BIG Time, le film sur Bjarke Ingels au cinéma !

© Sonntag Pictures

Bjarke Ingels, forcé par ses parents de suivre des études d’architecture, entrera dans l’agence de Rem Koolhaas puis fondera l’agence Plot avec Julien de Smedt. Ensemble, ils dessineront les premiers projets de logements qui ouvriront la scène internationale de l’architecte. Bjarke Ingels et Julien de Smedt continueront ensuite chacun de leur côté, Bjarke crée l’agence Bjarke Ingels Group, plus connue sous l’acronyme BIG.

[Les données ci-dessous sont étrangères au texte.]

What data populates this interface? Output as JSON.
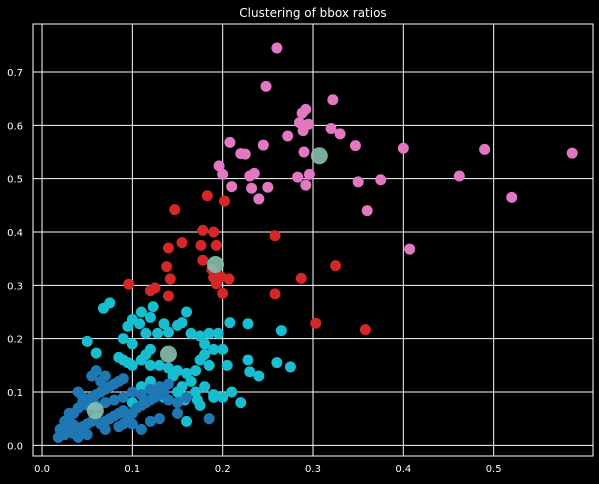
{
  "chart_data": {
    "type": "scatter",
    "title": "Clustering of bbox ratios",
    "xlabel": "",
    "ylabel": "",
    "xlim": [
      -0.01,
      0.61
    ],
    "ylim": [
      -0.02,
      0.79
    ],
    "xticks": [
      "0.0",
      "0.1",
      "0.2",
      "0.3",
      "0.4",
      "0.5"
    ],
    "yticks": [
      "0.0",
      "0.1",
      "0.2",
      "0.3",
      "0.4",
      "0.5",
      "0.6",
      "0.7"
    ],
    "grid": true,
    "background": "#000000",
    "gridcolor": "#ffffff",
    "series": [
      {
        "color": "#e377c2",
        "points": [
          [
            0.26,
            0.745
          ],
          [
            0.322,
            0.648
          ],
          [
            0.248,
            0.673
          ],
          [
            0.292,
            0.63
          ],
          [
            0.288,
            0.623
          ],
          [
            0.272,
            0.58
          ],
          [
            0.285,
            0.605
          ],
          [
            0.289,
            0.59
          ],
          [
            0.295,
            0.602
          ],
          [
            0.32,
            0.594
          ],
          [
            0.33,
            0.584
          ],
          [
            0.347,
            0.562
          ],
          [
            0.29,
            0.55
          ],
          [
            0.245,
            0.563
          ],
          [
            0.208,
            0.568
          ],
          [
            0.225,
            0.546
          ],
          [
            0.22,
            0.547
          ],
          [
            0.196,
            0.524
          ],
          [
            0.2,
            0.508
          ],
          [
            0.235,
            0.51
          ],
          [
            0.23,
            0.505
          ],
          [
            0.21,
            0.485
          ],
          [
            0.232,
            0.482
          ],
          [
            0.25,
            0.484
          ],
          [
            0.24,
            0.462
          ],
          [
            0.283,
            0.503
          ],
          [
            0.292,
            0.488
          ],
          [
            0.296,
            0.508
          ],
          [
            0.35,
            0.494
          ],
          [
            0.375,
            0.498
          ],
          [
            0.4,
            0.557
          ],
          [
            0.49,
            0.555
          ],
          [
            0.587,
            0.548
          ],
          [
            0.462,
            0.505
          ],
          [
            0.52,
            0.465
          ],
          [
            0.36,
            0.44
          ],
          [
            0.407,
            0.368
          ]
        ]
      },
      {
        "color": "#d62728",
        "points": [
          [
            0.147,
            0.442
          ],
          [
            0.202,
            0.458
          ],
          [
            0.183,
            0.468
          ],
          [
            0.178,
            0.403
          ],
          [
            0.19,
            0.4
          ],
          [
            0.176,
            0.375
          ],
          [
            0.193,
            0.375
          ],
          [
            0.155,
            0.38
          ],
          [
            0.14,
            0.37
          ],
          [
            0.138,
            0.335
          ],
          [
            0.178,
            0.347
          ],
          [
            0.188,
            0.33
          ],
          [
            0.19,
            0.315
          ],
          [
            0.198,
            0.316
          ],
          [
            0.207,
            0.312
          ],
          [
            0.193,
            0.303
          ],
          [
            0.2,
            0.285
          ],
          [
            0.142,
            0.312
          ],
          [
            0.125,
            0.295
          ],
          [
            0.12,
            0.29
          ],
          [
            0.14,
            0.28
          ],
          [
            0.096,
            0.302
          ],
          [
            0.258,
            0.393
          ],
          [
            0.287,
            0.313
          ],
          [
            0.325,
            0.337
          ],
          [
            0.258,
            0.284
          ],
          [
            0.303,
            0.229
          ],
          [
            0.358,
            0.217
          ]
        ]
      },
      {
        "color": "#17becf",
        "points": [
          [
            0.075,
            0.267
          ],
          [
            0.068,
            0.257
          ],
          [
            0.1,
            0.236
          ],
          [
            0.095,
            0.223
          ],
          [
            0.108,
            0.228
          ],
          [
            0.11,
            0.25
          ],
          [
            0.12,
            0.24
          ],
          [
            0.123,
            0.26
          ],
          [
            0.135,
            0.228
          ],
          [
            0.14,
            0.212
          ],
          [
            0.128,
            0.21
          ],
          [
            0.115,
            0.21
          ],
          [
            0.15,
            0.225
          ],
          [
            0.155,
            0.23
          ],
          [
            0.16,
            0.25
          ],
          [
            0.165,
            0.21
          ],
          [
            0.175,
            0.205
          ],
          [
            0.18,
            0.19
          ],
          [
            0.185,
            0.21
          ],
          [
            0.195,
            0.21
          ],
          [
            0.208,
            0.23
          ],
          [
            0.228,
            0.228
          ],
          [
            0.265,
            0.215
          ],
          [
            0.05,
            0.195
          ],
          [
            0.06,
            0.173
          ],
          [
            0.085,
            0.165
          ],
          [
            0.09,
            0.16
          ],
          [
            0.095,
            0.155
          ],
          [
            0.1,
            0.15
          ],
          [
            0.11,
            0.16
          ],
          [
            0.12,
            0.15
          ],
          [
            0.13,
            0.15
          ],
          [
            0.14,
            0.145
          ],
          [
            0.15,
            0.14
          ],
          [
            0.16,
            0.135
          ],
          [
            0.17,
            0.14
          ],
          [
            0.175,
            0.16
          ],
          [
            0.18,
            0.17
          ],
          [
            0.19,
            0.18
          ],
          [
            0.2,
            0.18
          ],
          [
            0.185,
            0.15
          ],
          [
            0.165,
            0.12
          ],
          [
            0.155,
            0.11
          ],
          [
            0.145,
            0.13
          ],
          [
            0.12,
            0.12
          ],
          [
            0.11,
            0.11
          ],
          [
            0.13,
            0.105
          ],
          [
            0.15,
            0.1
          ],
          [
            0.17,
            0.1
          ],
          [
            0.18,
            0.11
          ],
          [
            0.19,
            0.095
          ],
          [
            0.2,
            0.09
          ],
          [
            0.172,
            0.085
          ],
          [
            0.158,
            0.085
          ],
          [
            0.135,
            0.09
          ],
          [
            0.1,
            0.08
          ],
          [
            0.228,
            0.16
          ],
          [
            0.24,
            0.13
          ],
          [
            0.26,
            0.155
          ],
          [
            0.275,
            0.147
          ],
          [
            0.22,
            0.08
          ],
          [
            0.175,
            0.075
          ],
          [
            0.16,
            0.045
          ],
          [
            0.23,
            0.138
          ],
          [
            0.19,
            0.09
          ],
          [
            0.21,
            0.1
          ],
          [
            0.205,
            0.15
          ],
          [
            0.12,
            0.18
          ],
          [
            0.115,
            0.17
          ],
          [
            0.09,
            0.2
          ],
          [
            0.1,
            0.19
          ]
        ]
      },
      {
        "color": "#1f77b4",
        "points": [
          [
            0.018,
            0.015
          ],
          [
            0.025,
            0.02
          ],
          [
            0.03,
            0.025
          ],
          [
            0.035,
            0.022
          ],
          [
            0.02,
            0.03
          ],
          [
            0.028,
            0.035
          ],
          [
            0.035,
            0.038
          ],
          [
            0.04,
            0.03
          ],
          [
            0.045,
            0.035
          ],
          [
            0.05,
            0.04
          ],
          [
            0.055,
            0.045
          ],
          [
            0.06,
            0.05
          ],
          [
            0.065,
            0.04
          ],
          [
            0.07,
            0.045
          ],
          [
            0.075,
            0.05
          ],
          [
            0.08,
            0.055
          ],
          [
            0.085,
            0.06
          ],
          [
            0.09,
            0.065
          ],
          [
            0.095,
            0.05
          ],
          [
            0.1,
            0.06
          ],
          [
            0.105,
            0.07
          ],
          [
            0.11,
            0.075
          ],
          [
            0.115,
            0.08
          ],
          [
            0.12,
            0.085
          ],
          [
            0.125,
            0.09
          ],
          [
            0.13,
            0.095
          ],
          [
            0.135,
            0.1
          ],
          [
            0.14,
            0.085
          ],
          [
            0.15,
            0.08
          ],
          [
            0.16,
            0.09
          ],
          [
            0.03,
            0.05
          ],
          [
            0.035,
            0.06
          ],
          [
            0.04,
            0.07
          ],
          [
            0.045,
            0.08
          ],
          [
            0.05,
            0.085
          ],
          [
            0.055,
            0.09
          ],
          [
            0.06,
            0.095
          ],
          [
            0.065,
            0.1
          ],
          [
            0.07,
            0.105
          ],
          [
            0.075,
            0.11
          ],
          [
            0.08,
            0.115
          ],
          [
            0.085,
            0.12
          ],
          [
            0.09,
            0.125
          ],
          [
            0.04,
            0.1
          ],
          [
            0.045,
            0.09
          ],
          [
            0.05,
            0.075
          ],
          [
            0.025,
            0.045
          ],
          [
            0.03,
            0.06
          ],
          [
            0.06,
            0.075
          ],
          [
            0.07,
            0.08
          ],
          [
            0.08,
            0.085
          ],
          [
            0.09,
            0.09
          ],
          [
            0.1,
            0.1
          ],
          [
            0.11,
            0.095
          ],
          [
            0.12,
            0.105
          ],
          [
            0.13,
            0.11
          ],
          [
            0.14,
            0.115
          ],
          [
            0.055,
            0.13
          ],
          [
            0.06,
            0.14
          ],
          [
            0.065,
            0.12
          ],
          [
            0.07,
            0.13
          ],
          [
            0.1,
            0.04
          ],
          [
            0.12,
            0.045
          ],
          [
            0.13,
            0.05
          ],
          [
            0.085,
            0.035
          ],
          [
            0.07,
            0.03
          ],
          [
            0.09,
            0.04
          ],
          [
            0.05,
            0.02
          ],
          [
            0.04,
            0.015
          ],
          [
            0.185,
            0.05
          ],
          [
            0.15,
            0.06
          ],
          [
            0.11,
            0.03
          ]
        ]
      }
    ],
    "centroids": [
      {
        "x": 0.307,
        "y": 0.543,
        "color": "#88c0b0"
      },
      {
        "x": 0.192,
        "y": 0.339,
        "color": "#88c0b0"
      },
      {
        "x": 0.14,
        "y": 0.171,
        "color": "#88c0b0"
      },
      {
        "x": 0.059,
        "y": 0.065,
        "color": "#88c0b0"
      }
    ]
  }
}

Outre l’audace de ses projets, l’architecte danois se distingue par sa communication. Il commence par mettre en scène la conception de ses projets comme avec la vidéo ci-dessous du 8 House que vous pouvez découvrir livré ici. Fidèle à ses passions de jeunesse, il publie dans la foulé la bande-dessinée Yes is more qui deviendra un best-seller mondial traduit dans plusieurs langues.

De BIG, nous avons l’image d’un cabinet “successful”, celui qui a créé une piste de ski sur une centrale de révalorisation de déchet, qui livrera le centre de recherche de l’Université Pierre et Marie Curie à Paris, ou encore le projet EuropaCity dont la première version avait été dévoilé en détail en exclusivité sur Actuarchi. Aujourd’hui, c’est un nouveau visage de l’architecte Bjarke Ingels qui nous est proposé. Celui d’un homme né en 1974, qui sera suivi pendant près de 7 ans par le réalisateur.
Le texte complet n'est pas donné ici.